The chill, little city was far from stimulating; at another time it may appear differently, impressions are so dependent on weather and health. The peasants wrapped in their blankets had a beggarly aspect after the dandy _majo_ of Andalusia. I daresay were Seville three thousand feet above the sea, the bolero would be worn less jauntily. The Cathedral visited, there was little to detain us, so we bade a ready farewell to glacial sheets and ice-crusted water pitchers to continue the route to Aragon, west past Medinaceli, where a Roman arch stood boldly on the edge of its hill.
The semi-royal family of Cerda, Dukes of Medinaceli, has possessions all over the country: forests near Avila, the _Casa de Pilatos_ in Seville, lands near Cordova, a castle at Zafra, and vast tracts in Catalonia. It descends from Alfonso _el Sabio_, whose eldest son, called _la Cerda_, from a tuft of hair on his face, was married to a daughter of St. Louis of France, and left two infant sons, who were dispossessed by their uncle, Sancho _el Bravo_. For generations they continued to put forward their claims on every fresh coronation.
After entering Aragon the climate grew warmer. We were descending gradually, and soon fruit trees in blossom, and vineyards, appeared among the broken, irregular hills. Calatayud, birthplace of the Roman poet Martial, was extremely picturesque, with castle and steeples. The long hours of the journey were whiled away watching the Sunday crowds in the stations, many of the men and women in the astonishingly original costume of the province. By the time we had reached Saragossa we had descended to about five hundred feet altitude, and it was pleasantly warm.

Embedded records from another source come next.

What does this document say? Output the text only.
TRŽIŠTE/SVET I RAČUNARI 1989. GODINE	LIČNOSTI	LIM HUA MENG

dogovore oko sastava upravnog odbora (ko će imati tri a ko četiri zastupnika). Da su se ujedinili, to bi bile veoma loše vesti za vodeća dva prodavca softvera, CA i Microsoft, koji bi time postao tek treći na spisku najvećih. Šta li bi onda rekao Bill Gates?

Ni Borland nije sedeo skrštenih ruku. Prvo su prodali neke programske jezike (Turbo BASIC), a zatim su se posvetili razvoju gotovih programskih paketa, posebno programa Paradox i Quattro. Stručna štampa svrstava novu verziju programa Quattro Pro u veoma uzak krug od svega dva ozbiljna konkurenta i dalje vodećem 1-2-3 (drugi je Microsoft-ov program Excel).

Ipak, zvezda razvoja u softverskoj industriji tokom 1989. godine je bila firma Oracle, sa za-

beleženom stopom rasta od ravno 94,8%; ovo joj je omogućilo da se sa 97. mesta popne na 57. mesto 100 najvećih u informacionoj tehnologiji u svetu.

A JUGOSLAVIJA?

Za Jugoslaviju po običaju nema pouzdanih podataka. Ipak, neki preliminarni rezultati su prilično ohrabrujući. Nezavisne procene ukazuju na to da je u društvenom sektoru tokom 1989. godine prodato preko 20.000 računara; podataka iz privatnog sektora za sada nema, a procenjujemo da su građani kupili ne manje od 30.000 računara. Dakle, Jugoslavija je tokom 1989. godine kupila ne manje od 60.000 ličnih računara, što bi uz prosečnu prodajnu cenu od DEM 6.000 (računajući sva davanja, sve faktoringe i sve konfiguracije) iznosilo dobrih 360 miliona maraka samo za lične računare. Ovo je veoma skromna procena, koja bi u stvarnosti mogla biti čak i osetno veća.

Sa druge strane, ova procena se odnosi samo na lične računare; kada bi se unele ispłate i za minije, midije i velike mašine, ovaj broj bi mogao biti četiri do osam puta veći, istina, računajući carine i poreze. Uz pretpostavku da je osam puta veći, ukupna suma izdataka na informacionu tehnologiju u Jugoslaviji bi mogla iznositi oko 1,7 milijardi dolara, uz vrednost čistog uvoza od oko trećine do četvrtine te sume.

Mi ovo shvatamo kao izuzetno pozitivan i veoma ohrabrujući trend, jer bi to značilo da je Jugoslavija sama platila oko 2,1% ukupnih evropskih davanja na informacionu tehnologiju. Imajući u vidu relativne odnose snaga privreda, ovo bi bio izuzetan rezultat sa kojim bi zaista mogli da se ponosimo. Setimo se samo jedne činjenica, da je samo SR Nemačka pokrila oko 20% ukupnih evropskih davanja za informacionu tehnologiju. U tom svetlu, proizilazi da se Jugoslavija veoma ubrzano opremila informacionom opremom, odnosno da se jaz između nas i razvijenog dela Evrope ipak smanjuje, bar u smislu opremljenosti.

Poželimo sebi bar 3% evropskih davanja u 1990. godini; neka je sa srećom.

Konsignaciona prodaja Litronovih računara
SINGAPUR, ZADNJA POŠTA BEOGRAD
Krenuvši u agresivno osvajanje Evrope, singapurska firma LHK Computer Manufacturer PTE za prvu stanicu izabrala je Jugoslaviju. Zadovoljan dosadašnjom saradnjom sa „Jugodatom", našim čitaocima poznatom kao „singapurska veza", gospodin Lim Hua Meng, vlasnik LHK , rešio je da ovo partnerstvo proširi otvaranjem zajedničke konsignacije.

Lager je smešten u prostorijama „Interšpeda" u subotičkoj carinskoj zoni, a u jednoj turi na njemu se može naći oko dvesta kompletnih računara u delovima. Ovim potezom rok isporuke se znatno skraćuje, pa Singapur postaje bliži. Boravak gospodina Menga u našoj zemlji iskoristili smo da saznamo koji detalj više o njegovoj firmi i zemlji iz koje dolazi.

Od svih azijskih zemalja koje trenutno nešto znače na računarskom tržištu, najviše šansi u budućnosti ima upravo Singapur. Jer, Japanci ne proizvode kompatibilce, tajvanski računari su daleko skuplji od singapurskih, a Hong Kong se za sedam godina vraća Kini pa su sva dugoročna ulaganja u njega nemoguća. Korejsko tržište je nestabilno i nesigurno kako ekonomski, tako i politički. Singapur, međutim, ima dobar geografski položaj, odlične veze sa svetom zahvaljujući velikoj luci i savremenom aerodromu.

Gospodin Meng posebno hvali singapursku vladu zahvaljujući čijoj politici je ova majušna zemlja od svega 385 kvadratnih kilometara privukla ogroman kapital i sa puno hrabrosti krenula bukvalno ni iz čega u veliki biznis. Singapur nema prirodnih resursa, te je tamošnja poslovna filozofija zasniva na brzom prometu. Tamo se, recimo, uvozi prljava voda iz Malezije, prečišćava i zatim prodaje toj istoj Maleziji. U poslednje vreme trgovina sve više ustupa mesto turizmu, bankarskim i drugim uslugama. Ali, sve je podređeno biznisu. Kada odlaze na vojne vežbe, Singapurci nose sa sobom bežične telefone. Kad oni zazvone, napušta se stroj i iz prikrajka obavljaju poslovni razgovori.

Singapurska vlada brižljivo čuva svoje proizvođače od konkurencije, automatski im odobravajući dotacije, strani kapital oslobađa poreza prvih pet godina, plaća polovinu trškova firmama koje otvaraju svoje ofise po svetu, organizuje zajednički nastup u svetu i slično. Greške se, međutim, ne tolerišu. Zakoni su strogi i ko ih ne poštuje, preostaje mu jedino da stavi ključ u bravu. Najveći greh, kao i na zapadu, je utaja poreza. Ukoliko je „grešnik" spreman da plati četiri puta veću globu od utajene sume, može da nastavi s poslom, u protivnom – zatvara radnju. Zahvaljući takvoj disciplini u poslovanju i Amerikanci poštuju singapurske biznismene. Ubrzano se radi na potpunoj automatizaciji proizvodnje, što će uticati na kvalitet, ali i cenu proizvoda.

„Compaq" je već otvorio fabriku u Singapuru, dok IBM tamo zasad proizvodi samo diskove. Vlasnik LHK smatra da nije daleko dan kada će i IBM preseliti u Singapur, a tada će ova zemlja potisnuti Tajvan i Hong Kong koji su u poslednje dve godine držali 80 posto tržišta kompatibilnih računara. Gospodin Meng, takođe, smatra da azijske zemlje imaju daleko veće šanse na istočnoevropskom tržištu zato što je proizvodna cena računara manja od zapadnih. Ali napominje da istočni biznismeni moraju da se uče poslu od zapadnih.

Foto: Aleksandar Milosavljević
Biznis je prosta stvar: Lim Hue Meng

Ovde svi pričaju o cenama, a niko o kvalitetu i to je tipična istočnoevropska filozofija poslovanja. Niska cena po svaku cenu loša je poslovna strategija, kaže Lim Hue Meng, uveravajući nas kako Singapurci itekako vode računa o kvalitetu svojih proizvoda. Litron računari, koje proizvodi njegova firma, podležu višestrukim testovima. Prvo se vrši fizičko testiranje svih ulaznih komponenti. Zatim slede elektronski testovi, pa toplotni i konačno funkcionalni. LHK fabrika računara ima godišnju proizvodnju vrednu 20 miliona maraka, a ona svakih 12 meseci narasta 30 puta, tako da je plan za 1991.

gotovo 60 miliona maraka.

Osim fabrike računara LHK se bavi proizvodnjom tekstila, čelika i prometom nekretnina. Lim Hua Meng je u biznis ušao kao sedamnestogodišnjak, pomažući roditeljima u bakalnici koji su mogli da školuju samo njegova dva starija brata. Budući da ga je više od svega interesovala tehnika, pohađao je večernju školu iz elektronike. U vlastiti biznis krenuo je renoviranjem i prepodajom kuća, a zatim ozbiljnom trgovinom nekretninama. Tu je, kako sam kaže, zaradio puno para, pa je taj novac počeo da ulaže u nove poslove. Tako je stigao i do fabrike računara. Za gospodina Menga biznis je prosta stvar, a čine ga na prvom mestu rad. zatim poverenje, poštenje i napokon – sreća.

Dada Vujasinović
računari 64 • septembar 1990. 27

The capital of Aragon is commonplace in appearance, flat, modern, and prosperous. The noisy electric cars and the bustling streets made it an abrupt change from the small Castilian cities just left. As always, our first walk was to the Cathedral--Saragossa has two, and the chapter lives for six months in each alternately. The _Seo_ is an ancient and beautiful structure, the _Pilar_ is a tawdry, cold-hearted object, such as the eighteenth century knew how to produce, a mixture of the styles of Herrera and Churriguera. It is a pity that one of the most revered shrines in Spain should be housed in such vulgarity. Outside, seen from the bridge over the Ebro, the many domes of different sizes, covered with glazed tiles of green, yellow, and white, are not bad, but within is a soul-distressing mass of plaster walls, and ceilings of Sassoferrato-blue. The High Altar, however, has a treasure, the celebrated alabaster _retablo_ of Damián Forment, one of the best of national sculptors, who worked between the Gothic and Renaissance periods, and who was helped to ease of expression by Berruguete, lately returned from Italy.

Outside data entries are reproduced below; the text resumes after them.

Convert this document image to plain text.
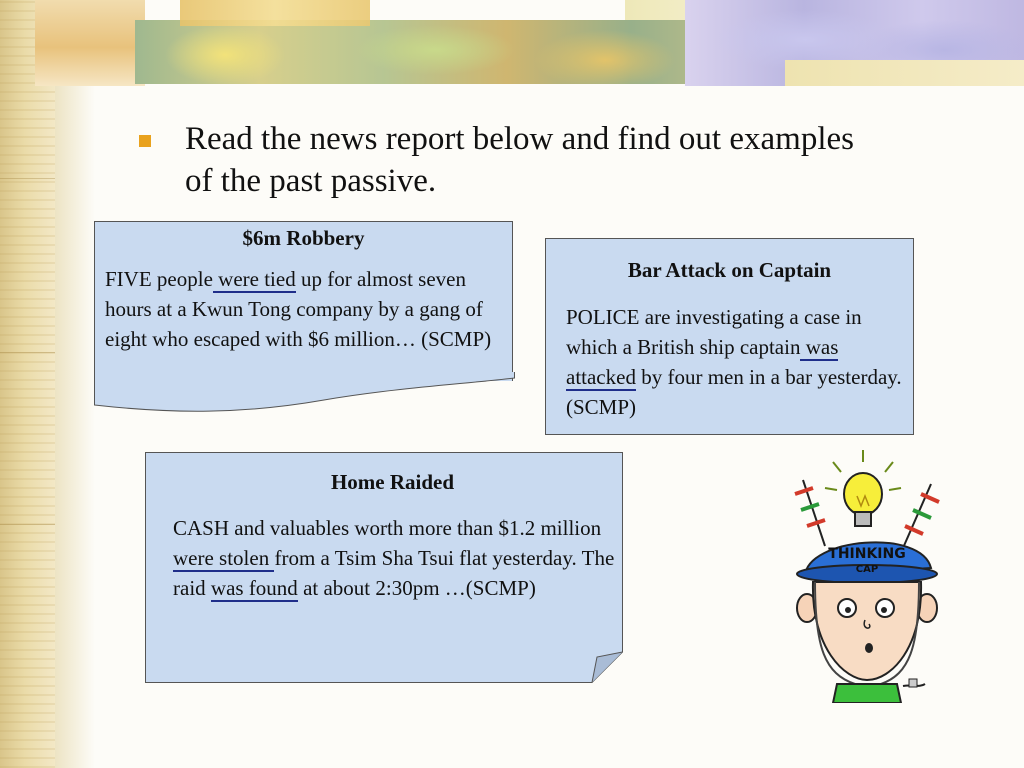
Read the news report below and find out examples of the past passive.
$6m Robbery

FIVE people were tied up for almost seven hours at a Kwun Tong company by a gang of eight who escaped with $6 million… (SCMP)

Bar Attack on Captain

POLICE are investigating a case in which a British ship captain was attacked by four men in a bar yesterday. (SCMP)

Home Raided

CASH and valuables worth more than $1.2 million were stolen from a Tsim Sha Tsui flat yesterday. The raid was found at about 2:30pm …(SCMP)

THINKING
CAP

The holy of holies of this new Cathedral is, of course, the chapel of the _Pilar_, and about it are always gathered devotional crowds. To a Spaniard it is naturally a sacred spot, associated as it is with his earliest memories; there is not a hut in all Aragon that has not an image of the _Pilar_ Madonna; but to the Catholic of another land, who never heard of this cult till coming to Spain, it is impossible to feel the same devotion, especially when it is surrounded with such bad taste. I tried to arouse imagination by recalling what the _Pilar_ had meant for this city in its hours of danger, how during the siege of 1808 they kept up courage by exclaiming, "The holy _Virgen del Pilar_ is still with us!": one of the witticisms of the siege was:
"La Virgen del Pilar dice, Que no quiere ser francesa."